Killing the ANT: Automatic Negative Thoughts
We do not realize how important is to program our brain in order to keep it healthy. At this point, we can say that the way we think about something it is important in determining how we feel. So, if our thoughts are unhelpful or negative, what do you think will happen to our feelings? The majority of negative thoughts that affect our way of looking at the world, are automatic. If we want to be happier and see life through a healthier glass, we need to know how to manage automatic negative thinking.
But, what are negative thoughts? How do they present to us in our everyday lives? Here you have some examples of negative thoughts:
- Thinking in black and white terms. When we think things are wrong or right, or bad or good. We view many things at the extremes. The majority of events in our life are not totally disastrous or absolutely marvelous. All or nothing thinking is a trait of depression. It is useful of course in life-threatening circumstances, but, in general, not useful to manage situations in our daily life. You need to learn how to see shades of gray.
- Selective abstraction. It is a type of bias or distortion in which details are taken out of context. In this cognitive distortion we form conclusions based on a unique and isolated event, ignoring other important details within the context. For example, someone fails in a test and then she thinks that result will ruin her entire grade. People thinking like that, ignore the whole picture, the entire context. They do not put things in perspective.

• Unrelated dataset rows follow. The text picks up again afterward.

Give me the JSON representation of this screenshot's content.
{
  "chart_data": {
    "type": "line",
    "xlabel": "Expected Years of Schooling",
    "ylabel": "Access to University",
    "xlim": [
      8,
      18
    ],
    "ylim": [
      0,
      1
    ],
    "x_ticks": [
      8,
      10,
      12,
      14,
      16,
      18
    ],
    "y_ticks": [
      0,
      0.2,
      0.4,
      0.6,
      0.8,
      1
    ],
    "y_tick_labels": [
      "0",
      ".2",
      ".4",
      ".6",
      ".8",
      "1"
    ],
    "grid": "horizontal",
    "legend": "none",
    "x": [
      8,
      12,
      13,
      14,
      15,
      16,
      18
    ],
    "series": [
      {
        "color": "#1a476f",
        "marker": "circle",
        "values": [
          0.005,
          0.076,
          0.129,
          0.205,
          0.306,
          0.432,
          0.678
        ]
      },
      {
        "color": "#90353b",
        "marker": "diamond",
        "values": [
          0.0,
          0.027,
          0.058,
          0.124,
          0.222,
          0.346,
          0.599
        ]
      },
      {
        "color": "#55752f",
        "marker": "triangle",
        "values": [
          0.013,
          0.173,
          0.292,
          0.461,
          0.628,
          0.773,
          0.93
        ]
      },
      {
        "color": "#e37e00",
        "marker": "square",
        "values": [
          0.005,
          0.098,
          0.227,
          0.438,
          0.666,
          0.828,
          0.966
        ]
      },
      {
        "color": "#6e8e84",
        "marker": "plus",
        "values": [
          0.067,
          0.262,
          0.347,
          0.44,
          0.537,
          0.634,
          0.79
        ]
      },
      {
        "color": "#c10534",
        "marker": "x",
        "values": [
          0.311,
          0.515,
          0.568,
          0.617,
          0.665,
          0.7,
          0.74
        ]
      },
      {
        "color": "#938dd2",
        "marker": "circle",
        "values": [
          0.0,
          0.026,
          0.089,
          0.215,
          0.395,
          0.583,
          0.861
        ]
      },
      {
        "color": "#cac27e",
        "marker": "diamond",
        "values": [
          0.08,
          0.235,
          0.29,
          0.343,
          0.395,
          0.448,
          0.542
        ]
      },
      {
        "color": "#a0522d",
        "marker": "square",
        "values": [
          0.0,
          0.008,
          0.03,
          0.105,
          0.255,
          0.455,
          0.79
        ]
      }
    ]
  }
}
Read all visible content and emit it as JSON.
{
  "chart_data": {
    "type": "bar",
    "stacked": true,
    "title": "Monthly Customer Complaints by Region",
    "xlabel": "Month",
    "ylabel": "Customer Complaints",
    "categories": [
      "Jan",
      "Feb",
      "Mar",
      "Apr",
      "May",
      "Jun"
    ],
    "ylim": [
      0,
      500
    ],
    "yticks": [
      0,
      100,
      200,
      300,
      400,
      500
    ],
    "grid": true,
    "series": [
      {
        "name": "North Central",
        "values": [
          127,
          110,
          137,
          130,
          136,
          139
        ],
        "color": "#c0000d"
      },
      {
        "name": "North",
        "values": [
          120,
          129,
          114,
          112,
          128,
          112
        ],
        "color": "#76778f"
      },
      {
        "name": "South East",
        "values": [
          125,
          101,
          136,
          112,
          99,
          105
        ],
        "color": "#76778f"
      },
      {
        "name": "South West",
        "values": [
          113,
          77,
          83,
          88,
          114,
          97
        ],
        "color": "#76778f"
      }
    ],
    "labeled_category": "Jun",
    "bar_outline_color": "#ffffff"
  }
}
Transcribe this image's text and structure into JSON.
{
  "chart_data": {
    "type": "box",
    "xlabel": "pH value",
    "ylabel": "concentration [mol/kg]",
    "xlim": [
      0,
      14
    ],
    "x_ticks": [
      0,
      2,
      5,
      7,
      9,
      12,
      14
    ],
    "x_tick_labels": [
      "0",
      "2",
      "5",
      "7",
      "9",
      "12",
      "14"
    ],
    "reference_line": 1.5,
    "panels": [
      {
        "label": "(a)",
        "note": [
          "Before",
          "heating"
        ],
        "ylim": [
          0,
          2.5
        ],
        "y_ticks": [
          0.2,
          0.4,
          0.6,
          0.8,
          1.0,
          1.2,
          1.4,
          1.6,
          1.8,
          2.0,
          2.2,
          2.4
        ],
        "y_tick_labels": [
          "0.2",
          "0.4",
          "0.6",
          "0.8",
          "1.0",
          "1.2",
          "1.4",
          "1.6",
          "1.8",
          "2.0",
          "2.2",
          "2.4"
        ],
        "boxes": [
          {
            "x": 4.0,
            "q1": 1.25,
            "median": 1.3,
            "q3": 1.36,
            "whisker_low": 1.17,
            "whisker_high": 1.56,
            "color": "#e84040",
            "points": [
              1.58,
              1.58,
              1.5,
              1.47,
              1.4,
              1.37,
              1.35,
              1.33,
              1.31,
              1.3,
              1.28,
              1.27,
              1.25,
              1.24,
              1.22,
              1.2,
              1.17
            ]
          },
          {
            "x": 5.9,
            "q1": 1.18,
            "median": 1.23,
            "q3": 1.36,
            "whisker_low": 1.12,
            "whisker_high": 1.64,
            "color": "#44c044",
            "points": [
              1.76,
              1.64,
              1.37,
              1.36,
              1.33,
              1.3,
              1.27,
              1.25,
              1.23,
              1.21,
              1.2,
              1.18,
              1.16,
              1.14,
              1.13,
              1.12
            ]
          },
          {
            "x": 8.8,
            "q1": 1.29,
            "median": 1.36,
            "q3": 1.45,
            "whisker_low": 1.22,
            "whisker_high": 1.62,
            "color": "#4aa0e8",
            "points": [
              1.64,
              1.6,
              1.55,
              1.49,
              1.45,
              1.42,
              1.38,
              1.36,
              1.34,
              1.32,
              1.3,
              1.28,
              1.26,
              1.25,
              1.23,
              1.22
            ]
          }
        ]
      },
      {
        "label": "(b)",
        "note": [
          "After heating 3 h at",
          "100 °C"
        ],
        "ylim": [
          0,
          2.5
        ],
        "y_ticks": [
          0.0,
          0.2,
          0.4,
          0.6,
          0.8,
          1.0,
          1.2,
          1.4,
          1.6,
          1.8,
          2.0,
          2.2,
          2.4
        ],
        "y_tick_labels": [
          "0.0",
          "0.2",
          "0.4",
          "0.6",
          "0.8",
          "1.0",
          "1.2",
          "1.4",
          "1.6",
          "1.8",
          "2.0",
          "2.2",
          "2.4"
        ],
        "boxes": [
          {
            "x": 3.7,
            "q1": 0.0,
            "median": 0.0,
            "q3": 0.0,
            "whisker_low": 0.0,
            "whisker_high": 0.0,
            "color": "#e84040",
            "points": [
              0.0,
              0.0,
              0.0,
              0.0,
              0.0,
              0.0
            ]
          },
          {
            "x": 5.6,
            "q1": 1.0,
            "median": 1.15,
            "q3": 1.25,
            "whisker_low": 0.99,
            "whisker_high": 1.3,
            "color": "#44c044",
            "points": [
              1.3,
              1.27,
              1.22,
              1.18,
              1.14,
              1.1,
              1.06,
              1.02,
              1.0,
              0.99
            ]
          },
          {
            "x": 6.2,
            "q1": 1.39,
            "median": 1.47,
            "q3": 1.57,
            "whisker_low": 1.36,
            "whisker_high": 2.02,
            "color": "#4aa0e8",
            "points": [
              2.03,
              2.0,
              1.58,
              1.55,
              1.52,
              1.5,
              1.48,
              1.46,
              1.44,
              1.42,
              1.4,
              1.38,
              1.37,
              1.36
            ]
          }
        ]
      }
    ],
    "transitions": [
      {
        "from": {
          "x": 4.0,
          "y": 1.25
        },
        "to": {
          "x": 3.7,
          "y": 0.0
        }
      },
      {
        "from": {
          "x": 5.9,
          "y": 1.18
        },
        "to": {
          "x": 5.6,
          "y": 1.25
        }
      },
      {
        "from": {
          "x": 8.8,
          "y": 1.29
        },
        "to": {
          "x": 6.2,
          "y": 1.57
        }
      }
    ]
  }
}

- Over-generalization. Some thoughts may have some validity in specific contexts. This does not mean that they are applicable to other contexts. It will be very helpful if you could learn how to identify when you are basing your actions on overgeneralized thinking. This is one of the most common forms of limiting beliefs, or negative thinking. Remember, if you did some wrong things in the past, it does not mean you did nothing right in your life. Do not fall in the over-generalization trap.
- Personalizing in negative self talk. Personalizing is a type of negative self-talk. Some times this type of negative thinking comes from negative people surrounding us. Many people don’t like to talk or even have any contact with people that express negative ways of interpreting everything in each normal situation. When we are around negative people, we feel impregnated with that negativity. You need to stay on top of your negative thoughts. Give yourself positive feedback on each possible occasion.
- Catastrophizing is another form of negative self talk. This is when you overestimate the possibilities of something going wrong. It is an irrational thought that occurs when we think that something is worse than it actually is. With catastrophizing, we are predicting a negative result or outcome in the first place, and then we jump to the conclusion that if this outcome happened, then it would be a catastrophe. To overcome this type of negative thoughts you should consider other possible outcomes, distinguish between something that is unpleasant an a catastrophe, and believe you can cope with negative events or situations.
- Emotional reasoning. It occurs when we think something is true, independently of the evidence. In this type of thinking, evidence and reasoning are left out and the person relies only on the emotions. We are making a very specific appeal to our emotions. For example, if I feel totally alone, it must be because nobody likes me.
- Use of certain words in our vocabulary, like ‘should’, or ‘must’, usually set up unrealistic expectations of ourselves and others. We then operate by strict and rigid rules, and do not allow for flexibility. These statements appear regularly in negative thinking and are examples of irrational thoughts.
These ways if thinking are related to each other. If there is a tendency to some way of thinking, it is frequent that you catch yourself in several of the others. Be patient with yourself and allow yourself to become familiar with your specific way of negative thinking. You will be able to correct negative thinking patterns.